My own first experience with the phenomenon had a comical flavour. My late grandmother, a dedicated hypochondriac, studied her every ache with great gravity and suddenly complained of chest pains. Her GP examined her and prescribed three little white pills daily – privately confiding to my mum that they were ‘just peppermint’ – a placebo, no less. Sure enough, gran’s pains vanished whenever she took her regular dose and reappeared when she missed a day.
In a more serious case, a deeply religious lady, Mrs Bay, was diagnosed with advanced leukaemia. Most people would have been devastated, but she took it as a sign that God was using her to prove that his love could cure all, and positively bloomed throughout the treatment, which was successful.

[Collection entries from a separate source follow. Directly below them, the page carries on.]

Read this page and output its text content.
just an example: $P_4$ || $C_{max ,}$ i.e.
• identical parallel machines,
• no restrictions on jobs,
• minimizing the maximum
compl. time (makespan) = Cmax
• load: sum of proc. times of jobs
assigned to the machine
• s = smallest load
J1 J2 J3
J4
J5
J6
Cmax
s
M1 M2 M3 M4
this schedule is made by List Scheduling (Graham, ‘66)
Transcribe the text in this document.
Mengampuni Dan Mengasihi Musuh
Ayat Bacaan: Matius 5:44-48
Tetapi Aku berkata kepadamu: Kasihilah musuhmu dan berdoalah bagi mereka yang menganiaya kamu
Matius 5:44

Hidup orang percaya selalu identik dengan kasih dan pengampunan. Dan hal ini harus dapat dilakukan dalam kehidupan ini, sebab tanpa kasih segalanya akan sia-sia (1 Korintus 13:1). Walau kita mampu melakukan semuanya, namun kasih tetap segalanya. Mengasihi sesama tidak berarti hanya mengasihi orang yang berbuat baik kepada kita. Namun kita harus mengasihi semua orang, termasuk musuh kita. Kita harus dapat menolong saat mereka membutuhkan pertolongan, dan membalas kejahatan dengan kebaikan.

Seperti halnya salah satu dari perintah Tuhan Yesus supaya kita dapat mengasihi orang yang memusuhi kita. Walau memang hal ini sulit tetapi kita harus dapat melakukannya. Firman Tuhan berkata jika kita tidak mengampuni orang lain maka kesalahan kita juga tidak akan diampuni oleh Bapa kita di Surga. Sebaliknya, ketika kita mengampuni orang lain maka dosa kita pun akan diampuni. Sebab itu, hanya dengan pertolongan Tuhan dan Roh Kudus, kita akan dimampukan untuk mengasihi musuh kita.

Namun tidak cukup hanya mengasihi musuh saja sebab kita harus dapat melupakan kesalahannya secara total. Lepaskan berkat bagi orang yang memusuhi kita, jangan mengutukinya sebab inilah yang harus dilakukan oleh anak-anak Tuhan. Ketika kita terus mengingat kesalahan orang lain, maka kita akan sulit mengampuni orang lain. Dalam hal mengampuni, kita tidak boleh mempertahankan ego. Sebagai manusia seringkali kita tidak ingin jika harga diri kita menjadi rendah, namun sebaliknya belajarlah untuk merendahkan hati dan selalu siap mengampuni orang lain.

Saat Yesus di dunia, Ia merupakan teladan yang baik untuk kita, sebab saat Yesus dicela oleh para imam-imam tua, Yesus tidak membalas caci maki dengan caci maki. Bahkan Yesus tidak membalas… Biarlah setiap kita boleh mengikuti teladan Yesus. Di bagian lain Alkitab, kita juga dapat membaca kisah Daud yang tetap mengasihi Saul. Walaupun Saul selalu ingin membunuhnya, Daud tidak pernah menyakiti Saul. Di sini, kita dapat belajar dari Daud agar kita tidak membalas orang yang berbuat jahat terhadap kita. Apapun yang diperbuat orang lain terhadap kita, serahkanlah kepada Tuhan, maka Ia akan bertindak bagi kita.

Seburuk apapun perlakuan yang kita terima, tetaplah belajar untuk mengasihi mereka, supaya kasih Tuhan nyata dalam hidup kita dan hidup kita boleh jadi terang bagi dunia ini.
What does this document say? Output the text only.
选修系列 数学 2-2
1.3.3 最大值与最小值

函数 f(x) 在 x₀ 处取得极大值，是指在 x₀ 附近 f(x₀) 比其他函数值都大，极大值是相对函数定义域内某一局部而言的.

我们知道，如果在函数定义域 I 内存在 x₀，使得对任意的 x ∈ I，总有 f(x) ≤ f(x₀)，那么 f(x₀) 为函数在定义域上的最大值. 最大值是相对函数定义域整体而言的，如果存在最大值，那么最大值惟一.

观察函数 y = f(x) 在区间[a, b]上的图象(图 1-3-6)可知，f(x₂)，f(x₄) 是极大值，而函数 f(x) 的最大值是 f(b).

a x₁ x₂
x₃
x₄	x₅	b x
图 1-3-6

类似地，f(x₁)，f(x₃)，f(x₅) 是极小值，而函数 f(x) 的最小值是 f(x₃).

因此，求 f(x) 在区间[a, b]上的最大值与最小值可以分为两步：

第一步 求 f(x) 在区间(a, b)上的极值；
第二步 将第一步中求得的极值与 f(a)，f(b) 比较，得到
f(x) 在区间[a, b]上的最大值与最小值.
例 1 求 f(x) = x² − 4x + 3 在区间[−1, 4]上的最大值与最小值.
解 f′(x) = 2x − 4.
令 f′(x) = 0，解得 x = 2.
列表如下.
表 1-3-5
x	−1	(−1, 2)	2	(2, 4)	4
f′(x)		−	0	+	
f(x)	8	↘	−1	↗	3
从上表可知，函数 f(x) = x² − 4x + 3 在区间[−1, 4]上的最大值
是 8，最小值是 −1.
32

It seems unlikely that a positive attitude could, in itself, cure a serious condition. However, I often notice it reduces suffering and fear.
At 65, Mr Barr was diagnosed with three life-threatening conditions simultaneously – mediastinal lymphoma, an aortic aneurysm and a leaking cardiac valve, the latter two inoperable. A problem-solver by nature, he told me he never lost a moment’s sleep over this, regarding it as something ‘outside himself’ like a faulty engine, tap or television. ‘Just another problem like anything else,’ he said casually. Three years on, he’s still alive and unworried.
Whether through problem-solving, placebo, faith or whatever mechanism, PMA seems something nurses could usefully study and teach.